Regras para se vestir no trabalho constrangem mulheres

Regras para se vestir no trabalho constrangem mulheres

Da roupa à cor do batom, diariamente as mulheres são orientadas a se “comportar” no ambiente corporativo

Bruna Leite e Marina Montenegro | Imagens: Internet livre

Sabe-se que o mercado de trabalho ainda é muito machista, principalmente em relação ao espaço ocupado por mulheres. É frequente que elas sejam julgadas pela forma como se vestem e, principalmente, como se comportam.

O poder da sedução atribuído à mulher abre precedentes que as tornam alvos de manuais de etiqueta, além de inúmeros tutoriais na internet e sites de Recursos Humanos especializados em ensinar a mulher a como se vestir no ambiente de trabalho.

Em empresas privadas ou órgãos públicos o cenário é o mesmo. “Você tem que aprender que a gente não vai à praia com a roupa de trabalho, não é?”. Essa foi a frase que Carolina Oliveira*, funcionária de um órgão público do Estado da Bahia, escutou de uma colega de trabalho após ser constrangida pela forma que se veste.

Negra, cabelo black power de cor marcante, Carolina tem várias experiências negativas quanto às exigências para se vestir no trabalho. Ela costuma ir de saia jeans, camiseta, decotes e havaianas porque para ela, como passa a maior parte do dia no trabalho, tem que se sentir à vontade.

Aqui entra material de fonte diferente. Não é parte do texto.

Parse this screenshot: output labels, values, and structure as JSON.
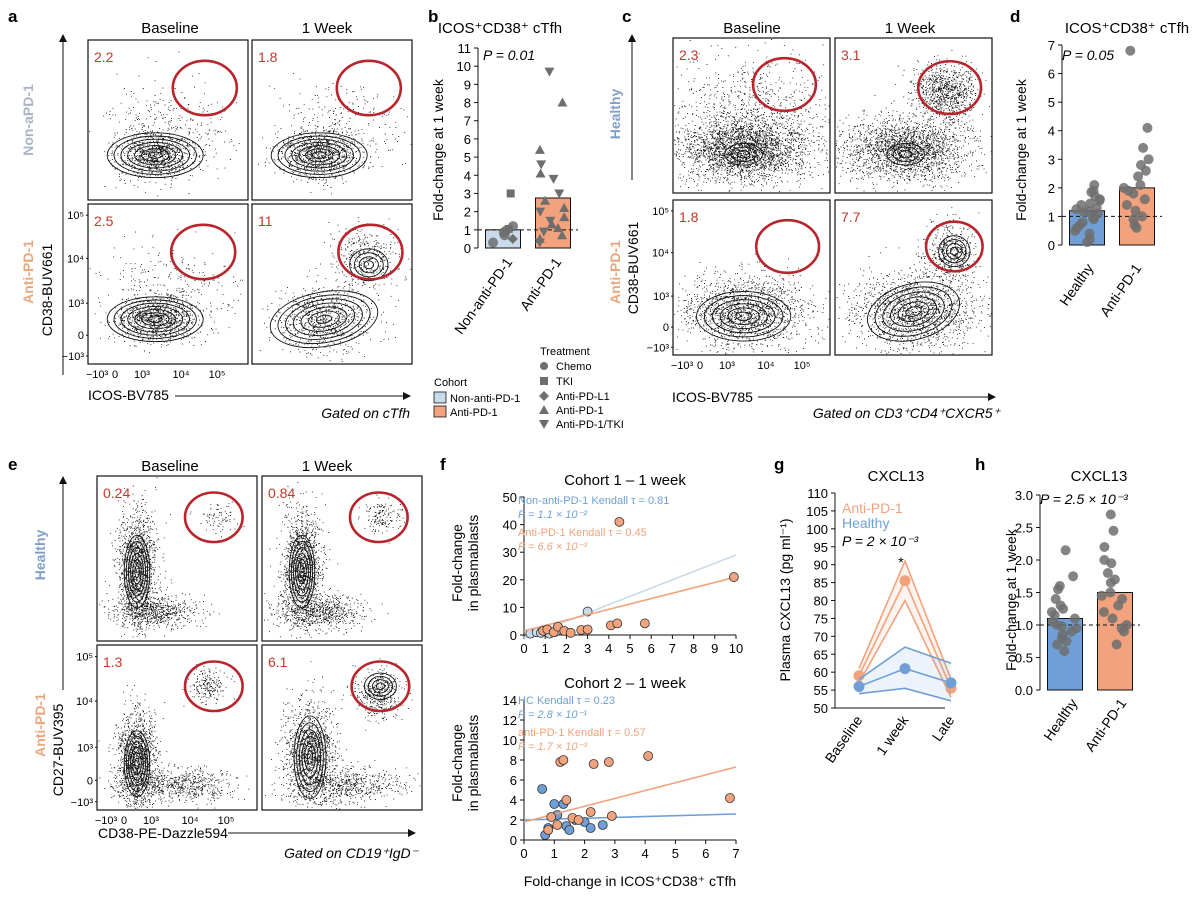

Ao ser questionada se já foi obrigada a seguir um padrão de roupas no ambiente de trabalho, ela responde: “Obrigada não, mas foi imposto uma vestimenta. No meu local de trabalho saiu uma circular com uma conduta, um texto ridículo, que falava da roupa à cor do batom, o cheiro do perfume. Foi imposto que todo mundo viesse assim [com roupa adequada ao ambiente de trabalho] porque senão teria que voltar [para casa], que não poderia certo tipo de sapato, tamanho de roupa, mas eu acho que isso é uma visão limitada”, pontua.

Fonte: Arquivo Pessoal

As barreiras são ainda maiores quando saímos do machismo e entramos no preconceito. Carolina conta também que, enquanto mulher negra, sua competência é julgada o tempo inteiro pela forma como se veste e como se apresenta às pessoas de outros setores. “Uma vez teve um problema em um setor e eu tive que ir resolver. Então, a diretora do setor me perguntou: é você quem vai resolver esse problema? Eu respondi: pois é, sou eu. E eu estava usando camiseta, saia e havaiana. Fui lá e resolvi o problema”.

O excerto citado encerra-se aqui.